PRINCETON: Keeping library relevant in digital age

By Philip Sean Curran, Staff Writer
   Philip Sean CurranStaff Writer
   At the Princeton Public Library, executive director Leslie Burger can sound like a bottom-line driven corporate CEO.
   She uses terms like business model, she talks about watching user trends, she speaks of monitoring industry studies — all to inform how she runs a library that bills itself as the “community’s living room.””Public libraries in general are in the midst of probably the largest single transformation in their history in the sense that the world in which we’re operating in is very different than the world we operated in even five to seven years ago,” said Ms. Burger in an interview. “Our challenge, all of us who work here, is to make sure that we are responding and a little bit in of advance of what people are looking for.”
   From decisions on how best to use floor space to how to deliver content, she and her staff are navigating that transformation to keep the library relevant to its patrons. It comes at a time when people can use their smart phones or tablet computers to get the information that they once went to the library for, something library officials touched on when creating their strategic plan.
   ”With more and more content easily accessible on the Internet, the role of libraries as primary information authorities is decreasing and the fundamental role is shifting from the provision of physical objects to content distribution,” the document read in part. “There is no doubt that public libraries will be much different in the coming decade.”
   Each day, anywhere from 2,220 to 2,500 people pass through the doors of the eight-year-old library building — whether to read, borrow items, attend a program or find a public space to do their work. Ms. Burger said that aside from the impact that the digital revolution is having, the way people “ perceive and use” libraries is changing.
   ”We’re very committed to staying on top of current library trends and staying relevant and useful to the community,” said Katherine McGavern, president of the library board of trustees.
   In many ways, the library borrowed from the business model of national book sellers Barnes and Noble and the now-defunct Borders, who created relaxed, comfortable places to sit, eat and talk around books. Aside from floors of books, the Princeton Library has a café — all part of an effort to attract the same kind of customer who would go to the bookstores.

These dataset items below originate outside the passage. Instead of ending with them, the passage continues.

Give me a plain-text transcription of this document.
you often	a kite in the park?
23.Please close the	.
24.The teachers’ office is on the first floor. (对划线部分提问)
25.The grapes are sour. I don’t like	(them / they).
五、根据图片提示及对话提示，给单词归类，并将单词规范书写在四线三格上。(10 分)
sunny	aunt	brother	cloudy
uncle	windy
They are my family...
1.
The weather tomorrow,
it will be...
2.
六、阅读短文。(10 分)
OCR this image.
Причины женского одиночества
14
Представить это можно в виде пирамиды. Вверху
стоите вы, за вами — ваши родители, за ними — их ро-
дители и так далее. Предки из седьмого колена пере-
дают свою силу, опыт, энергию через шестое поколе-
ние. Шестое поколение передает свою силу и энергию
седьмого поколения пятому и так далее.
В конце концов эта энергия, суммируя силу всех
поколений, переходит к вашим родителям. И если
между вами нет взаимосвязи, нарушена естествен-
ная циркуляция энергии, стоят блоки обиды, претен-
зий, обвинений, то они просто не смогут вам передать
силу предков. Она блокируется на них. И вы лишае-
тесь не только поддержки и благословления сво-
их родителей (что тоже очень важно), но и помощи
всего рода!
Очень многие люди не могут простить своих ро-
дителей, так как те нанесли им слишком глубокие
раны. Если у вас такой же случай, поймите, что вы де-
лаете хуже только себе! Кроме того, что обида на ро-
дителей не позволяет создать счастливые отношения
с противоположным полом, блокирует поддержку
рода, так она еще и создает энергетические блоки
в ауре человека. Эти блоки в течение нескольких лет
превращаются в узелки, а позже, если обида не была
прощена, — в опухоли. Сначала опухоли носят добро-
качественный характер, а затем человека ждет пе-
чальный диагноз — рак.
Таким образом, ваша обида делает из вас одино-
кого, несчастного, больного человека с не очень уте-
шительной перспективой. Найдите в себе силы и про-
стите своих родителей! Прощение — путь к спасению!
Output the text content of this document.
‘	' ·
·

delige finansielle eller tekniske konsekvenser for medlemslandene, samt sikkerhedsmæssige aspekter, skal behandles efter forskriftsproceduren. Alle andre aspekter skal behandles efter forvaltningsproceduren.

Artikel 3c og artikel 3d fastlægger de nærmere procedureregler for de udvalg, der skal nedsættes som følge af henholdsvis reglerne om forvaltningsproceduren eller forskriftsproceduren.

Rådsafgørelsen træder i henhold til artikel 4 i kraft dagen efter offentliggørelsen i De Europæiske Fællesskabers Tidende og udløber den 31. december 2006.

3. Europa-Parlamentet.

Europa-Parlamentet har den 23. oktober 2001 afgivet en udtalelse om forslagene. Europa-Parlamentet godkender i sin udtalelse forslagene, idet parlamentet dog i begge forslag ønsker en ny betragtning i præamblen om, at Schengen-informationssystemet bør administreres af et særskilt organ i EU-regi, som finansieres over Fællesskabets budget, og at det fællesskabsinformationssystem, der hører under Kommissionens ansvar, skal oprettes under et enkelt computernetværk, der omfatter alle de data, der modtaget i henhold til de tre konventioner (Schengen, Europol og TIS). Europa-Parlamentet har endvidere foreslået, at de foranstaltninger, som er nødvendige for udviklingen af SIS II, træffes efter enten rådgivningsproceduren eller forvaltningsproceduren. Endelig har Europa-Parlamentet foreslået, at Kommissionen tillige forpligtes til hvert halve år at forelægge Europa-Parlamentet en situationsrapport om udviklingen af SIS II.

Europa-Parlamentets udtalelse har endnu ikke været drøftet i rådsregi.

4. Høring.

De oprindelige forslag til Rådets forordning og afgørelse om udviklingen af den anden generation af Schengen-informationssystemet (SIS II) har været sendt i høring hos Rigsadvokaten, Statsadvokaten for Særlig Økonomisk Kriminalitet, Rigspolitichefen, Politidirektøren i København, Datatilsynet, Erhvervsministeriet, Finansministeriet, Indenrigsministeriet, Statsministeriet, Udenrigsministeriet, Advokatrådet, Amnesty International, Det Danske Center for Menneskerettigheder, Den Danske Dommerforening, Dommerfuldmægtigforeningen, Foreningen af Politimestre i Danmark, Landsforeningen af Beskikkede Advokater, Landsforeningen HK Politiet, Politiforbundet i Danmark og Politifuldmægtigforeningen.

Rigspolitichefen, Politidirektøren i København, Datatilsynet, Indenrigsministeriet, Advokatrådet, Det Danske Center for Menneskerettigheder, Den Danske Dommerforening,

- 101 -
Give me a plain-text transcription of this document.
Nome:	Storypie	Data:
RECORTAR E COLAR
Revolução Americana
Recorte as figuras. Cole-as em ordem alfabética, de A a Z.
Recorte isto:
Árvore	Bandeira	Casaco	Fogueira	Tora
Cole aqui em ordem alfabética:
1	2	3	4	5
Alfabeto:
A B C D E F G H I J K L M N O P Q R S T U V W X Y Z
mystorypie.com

   ”What we’re seeing is,” Ms. Burger said, “libraries are transforming their space, they’re transforming the way in which they provide information, they’re transforming the way in which they help people learn and understand the world around them. And the digital media is just part of that.”
   With that in mind, the library this summer has pulled apart its teen center to create more “mobile work” spaces. As a part of the project, the decided to replace the desktop computers with 10 MacBook Pros laptops that students can use instead.
   ”That’s a big change, and I think it reflects that’s how kids are working right now,” Ms. Burger said. “So we’re not going to tie them to a desk anymore. We’re going to let them work collaboratively. And we’re going to provide them with the tools that complement what they’re getting in the school during the day.”
   The digital revolution is having another impact. In the past, the library would set aside a fair amount of space for reference books. That’s no longer the case, as resources became available electronically.
   ”We’re holding onto the essentials that we don’t have any online alternatives for, but to the extent that we can offer an online alternative, we’re going there,” she said.The library also provides content not solely through physical objects like books or DVDs. By using the library website, patrons can get music, movies, ebooks, old copies of magazines and other resources. A challenge, Ms. Burger said, is to get people to understand the website is an extension of the library.
   Yet for all the digital advances, Ms. Berger said she couldn’t imagine a day without physical books in the library.
   ”I think as long as people are reading, they’re going to read in a variety of ways,” said Ms. Berger, who admits she does not like reading ebooks but uses them when she travels.